TANDOĞAN MEYDANI’NI ÇEPEÇEVRE SARMIŞTIK

“Bugün son yolculuğuna uğurladığımız Coğrafya Öğretmeni Bilal Öztürk’ün (81) kendisinden dinlediğim hayatından kısa kesiti, bir öğrencisi olarak ve gazeteci sorumluluğuyla tarihe bırakmak istiyorum.

Bilal Öztürk, 1963 yılında Kara Harp Okulu’nda son sınıf öğrencidir. Kara Harp Okulu Komutanı Kurmay Albay Talat Aydemir Harbiyeli öğrencileri ve az sayıda subayla darbe yapmaya kalkışır. Darbe girişiminde katılan Bilal Öztürk o günü şöyle anlatmıştı:

‘Komutanımız bizi ülke yönetimini ele geçireceğimize ikna etmişti. Gece hazırlıklarımızı yaptık, bizim görevimiz Tandoğan Meydan’ında kontrolü sağlamaktı. Sabaha karşı tam teçhizatlı olarak cemselere bindik sorumluluk alanımıza geldik. Ben ve arkadaşlarım gerekli yerlere konuşlandık. Silahlarımız dolu, tüfeklerimizin ucunda süngülerimiz takılıydı.

Sabahın ilk saatlerinde Talat Aydemir’in ihtilal yaptığı duyurulduğunda biz Tandoğan Meydanı’nı çepeçevre sarmıştık. Halk, ne olup bittiğini anlamak için dışarı çıkmıştı.

“POLİS HARBİYELİLERİ TOPLAYIP GÖTÜRDÜ, TUTUKLANDIK”

4-5 saat sonra etrafımızı polis çevirdi ve biz Harbiyeli öğrencileri toplayıp götürdü. Sorgulandık ve tutuklandık. Ne yapacağımızı bilmiyor, ne olduğuna dair hiç kimseden bilgi alamıyor ve ailelerimize haber gönderemiyorduk.

“EMİR ALTINDA OLDUĞUMUZ İÇİN BERAAT ETTİK” 

Yargılanmaya başlandık, ’emir altında bulunan askeri öğrenciler’ olduğumuz gerekçesiyle beraat ettik, 4 ay tutuklu kaldıktan sonra tahliye edildik. Devlet bizi harp okuluna geri almadı, evimize gönderdi. Ben de Osmaniye’nin Cevdetiye kasabasındaki baba evine döndüm. Harbiyeden atılmış bir subay adayı olarak hayatımızın karardığına inanıyorduk. Gündelik işlerde çalışacak, ne iş olsa yapacaktık.

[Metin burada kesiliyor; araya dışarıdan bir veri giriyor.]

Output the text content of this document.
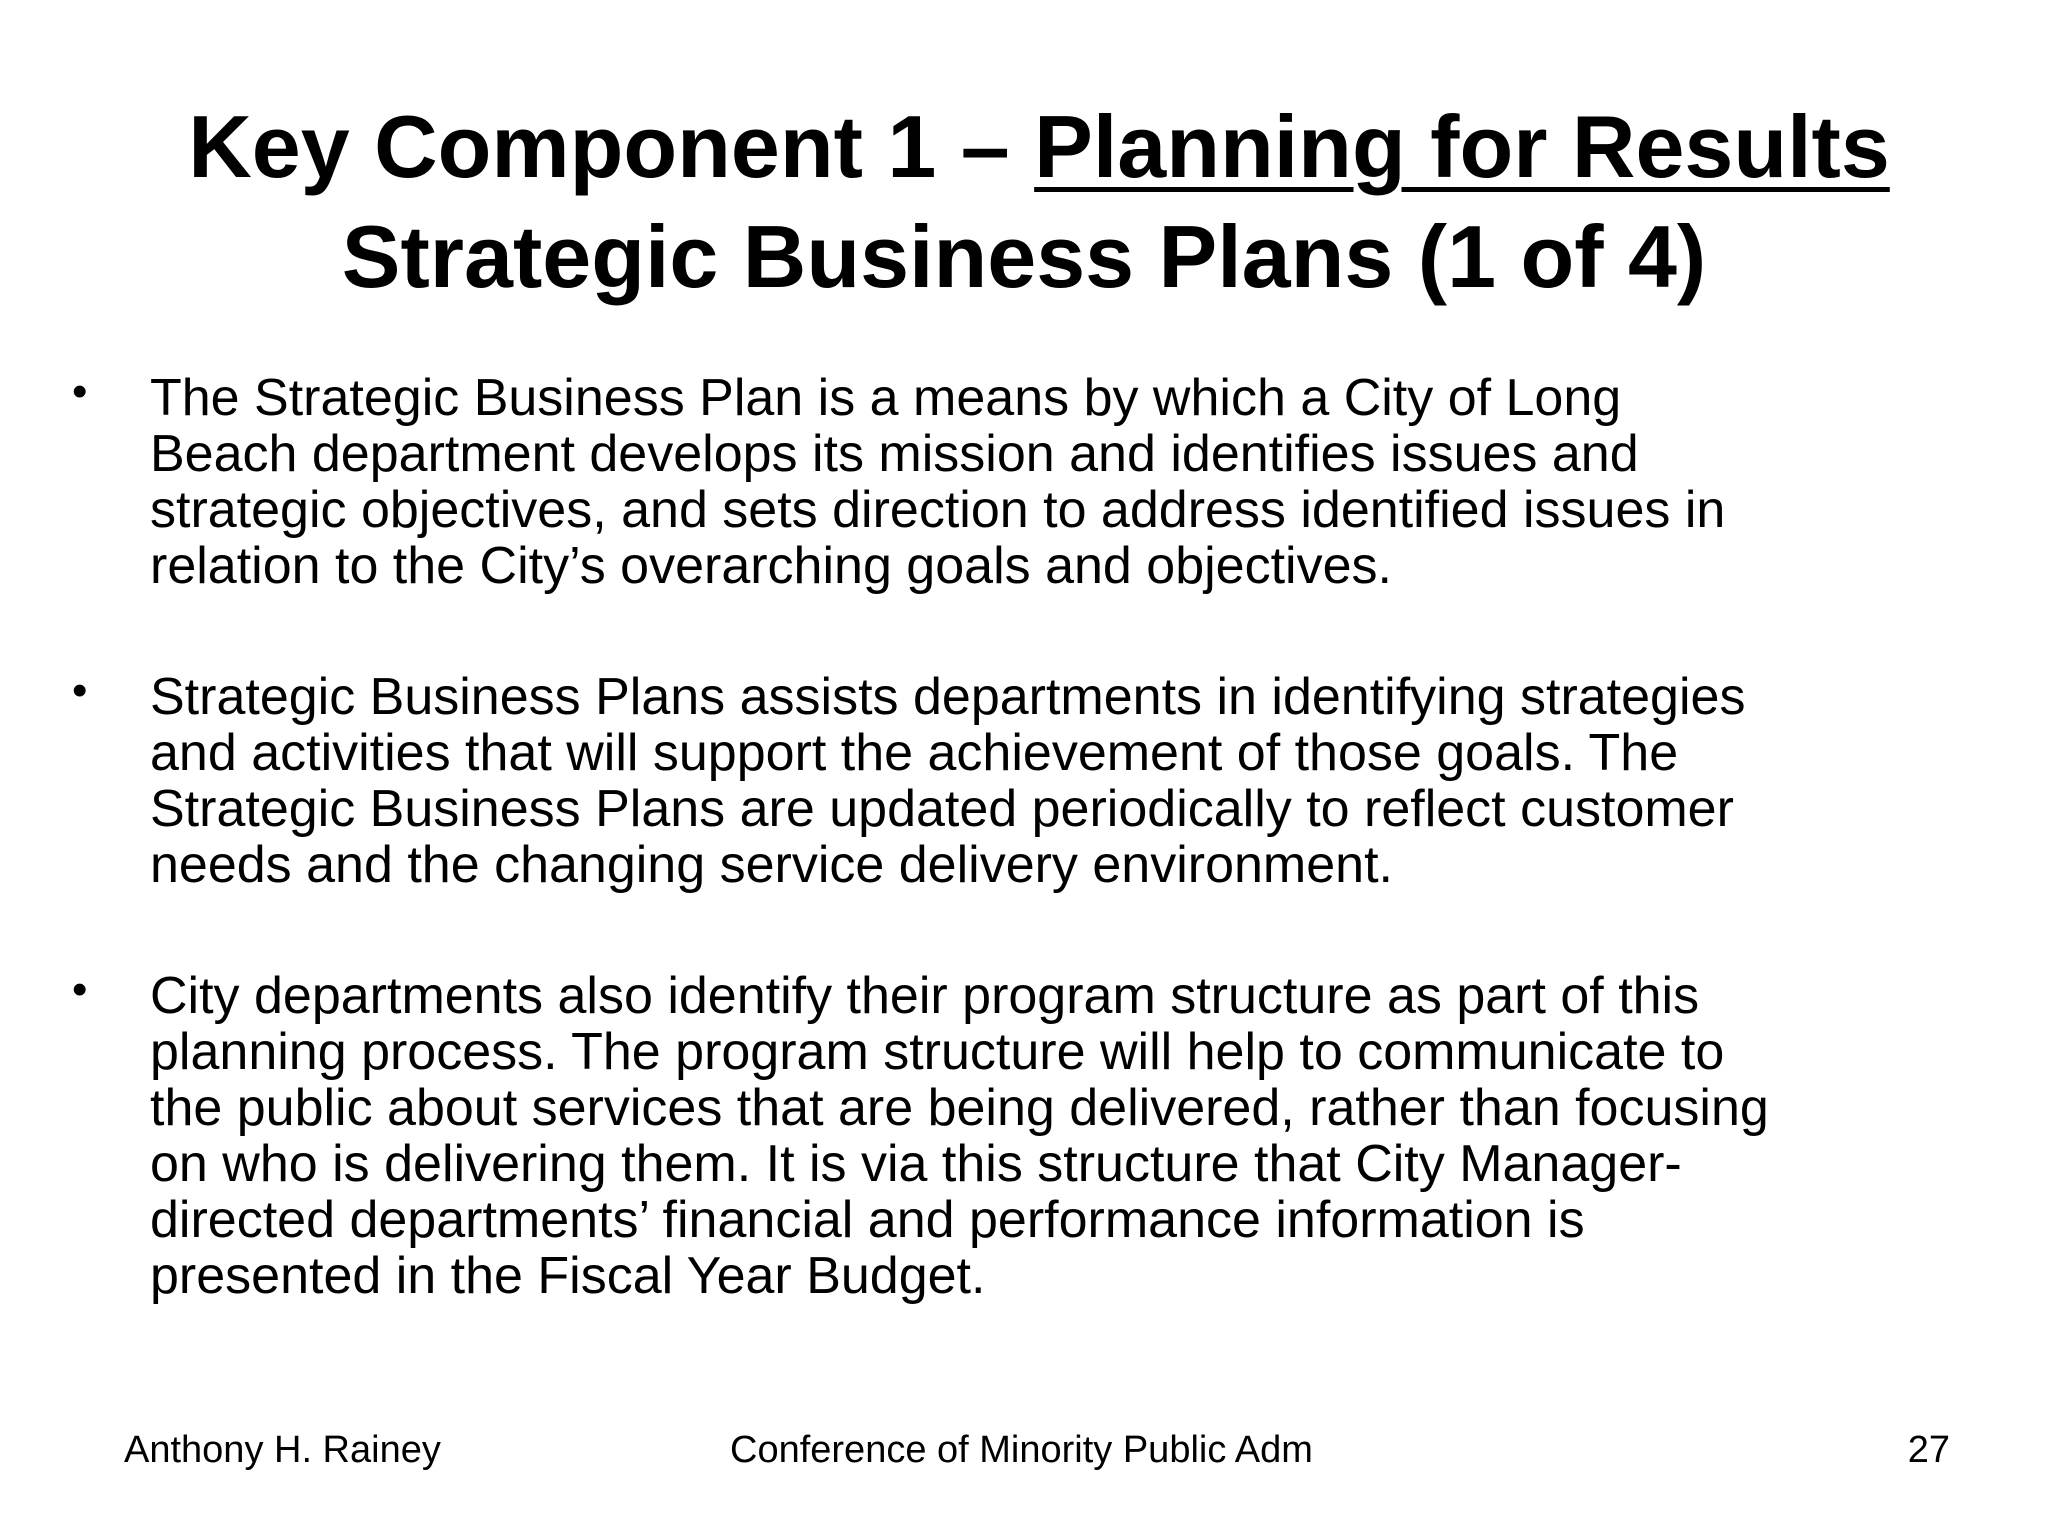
Key Component 1 – Planning for Results
Strategic Business Plans (1 of 4)
• The Strategic Business Plan is a means by which a City of Long
Beach department develops its mission and identifies issues and
strategic objectives, and sets direction to address identified issues in
relation to the City’s overarching goals and objectives.
• Strategic Business Plans assists departments in identifying strategies
and activities that will support the achievement of those goals. The
Strategic Business Plans are updated periodically to reflect customer
needs and the changing service delivery environment.
• City departments also identify their program structure as part of this
planning process. The program structure will help to communicate to
the public about services that are being delivered, rather than focusing
on who is delivering them. It is via this structure that City Manager-
directed departments’ financial and performance information is
presented in the Fiscal Year Budget.
Anthony H. Rainey	Conference of Minority Public Adm	27
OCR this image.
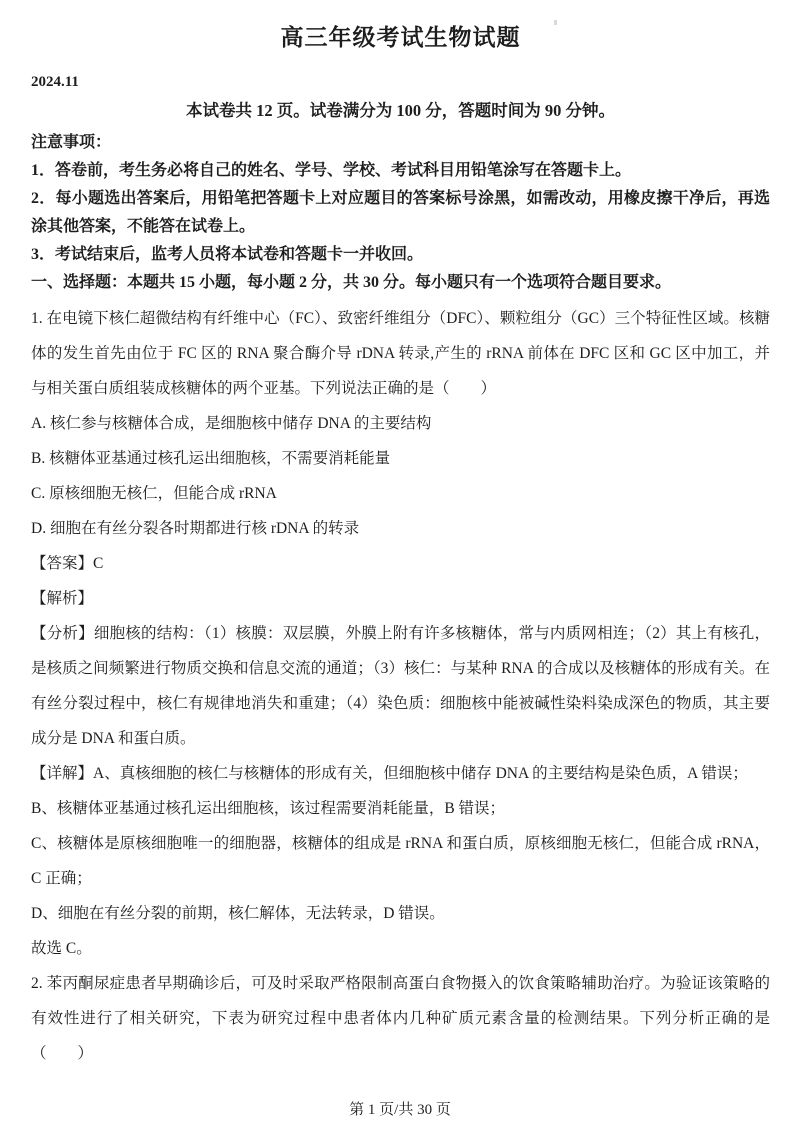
高三年级考试生物试题
2024.11
本试卷共 12 页。试卷满分为 100 分，答题时间为 90 分钟。

注意事项：

1．答卷前，考生务必将自己的姓名、学号、学校、考试科目用铅笔涂写在答题卡上。

2．每小题选出答案后，用铅笔把答题卡上对应题目的答案标号涂黑，如需改动，用橡皮擦干净后，再选涂其他答案，不能答在试卷上。

3．考试结束后，监考人员将本试卷和答题卡一并收回。

一、选择题：本题共 15 小题，每小题 2 分，共 30 分。每小题只有一个选项符合题目要求。

1. 在电镜下核仁超微结构有纤维中心（FC）、致密纤维组分（DFC）、颗粒组分（GC）三个特征性区域。核糖体的发生首先由位于 FC 区的 RNA 聚合酶介导 rDNA 转录,产生的 rRNA 前体在 DFC 区和 GC 区中加工，并与相关蛋白质组装成核糖体的两个亚基。下列说法正确的是（　　）

A. 核仁参与核糖体合成，是细胞核中储存 DNA 的主要结构

B. 核糖体亚基通过核孔运出细胞核，不需要消耗能量

C. 原核细胞无核仁，但能合成 rRNA

D. 细胞在有丝分裂各时期都进行核 rDNA 的转录

【答案】C

【解析】

【分析】细胞核的结构：（1）核膜：双层膜，外膜上附有许多核糖体，常与内质网相连；（2）其上有核孔，是核质之间频繁进行物质交换和信息交流的通道；（3）核仁：与某种 RNA 的合成以及核糖体的形成有关。在有丝分裂过程中，核仁有规律地消失和重建；（4）染色质：细胞核中能被碱性染料染成深色的物质，其主要成分是 DNA 和蛋白质。

【详解】A、真核细胞的核仁与核糖体的形成有关，但细胞核中储存 DNA 的主要结构是染色质，A 错误；

B、核糖体亚基通过核孔运出细胞核，该过程需要消耗能量，B 错误；

C、核糖体是原核细胞唯一的细胞器，核糖体的组成是 rRNA 和蛋白质，原核细胞无核仁，但能合成 rRNA，C 正确；

D、细胞在有丝分裂的前期，核仁解体，无法转录，D 错误。

故选 C。

2. 苯丙酮尿症患者早期确诊后，可及时采取严格限制高蛋白食物摄入的饮食策略辅助治疗。为验证该策略的有效性进行了相关研究，下表为研究过程中患者体内几种矿质元素含量的检测结果。下列分析正确的是（　　）

第 1 页/共 30 页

Bu bekleyiş içerisindeyken Başbakan İsmet İnönü harbiyeliler hakkında bir açıklama yaptı. Açıklama şu minvaldeydi: ‘Harbiyeli öğrenciler komutanlarının emrine uyup ihtilala katılmışlardır. Bu hatalarının bedelini ömür boyu ödetmemeliyiz. Devlet olarak bu öğrencileri kazanmalıyız.’ Başbakan İnönü’nün bu konuşmasından sonra umutlarımız yeşermişti. Talat Aydemir cuntasına katılan tüm Harbiyelilerin sicilleri temizlendi ve istedikleri üniversiteye sınavsız kayıt hakkı tanındı.

Ben coğrafyaya çok meraklıydım. Ankara Üniversitesi Dil-Tarih-Coğrafya Fakültesine kaydımı yaptırdım. Harbiye’den bazı arkadaşlarımız hukuk, siyasal hatta tıp fakültelerine sınavsız kayıt yaptırdılar. Fakülteyi bitirdikten sonra coğrafya öğretmeni olarak atandım. Evlendim, dört çocuğum oldu, saygın, itibarlı bir öğretmen olarak emekli oldum.

Bilal Öztürk

“UMARIM GEÇ OLMADAN DEVLET BU HATADAN DÖNER”

Devlet bizi kazanmıştı. Bir öğrenciden, emir altındaki bir askerden darbeci olmayacağını akıl sahibi herkes biliyordu bu nedenle bu durum toplum tarafından yadırganmadı. Şimdi, 15 Temmuz darbe girişimine katılan kursiyer teğmenlere, emir altındaki düşük rütbeli subay, astsubaylara, rütbesiz erleri görünce kendi yaşadıklarımız ve devletin bizi kazanması yönünde yaptıkları gözümün önüne geliyor.

15 Temmuz başarısız bir girişimdi. Buna rağmen darbeye karışmamış, sokağa çıkmamış, silah kullanmamış subay-astsubaylar, askeri öğrenciler, erler darbecilikle suçlanıp müebbet hapis cezasına çarptırıldı. Umarım fazla geç olmadan devlet bu hatadan döner ve kendi vatandaşlarını kazanmak için projeler hazırlar.”

İhtilalcı Kurmay Albay Talat Aydemir, 5 Eylül 1963’te “anayasayı tadil ve tağyire teşebbüs” suçundan idama mahkûm edildi. 5 Temmuz 1964’te Ankara Merkez Cezaevi’nde asılarak idam edildi.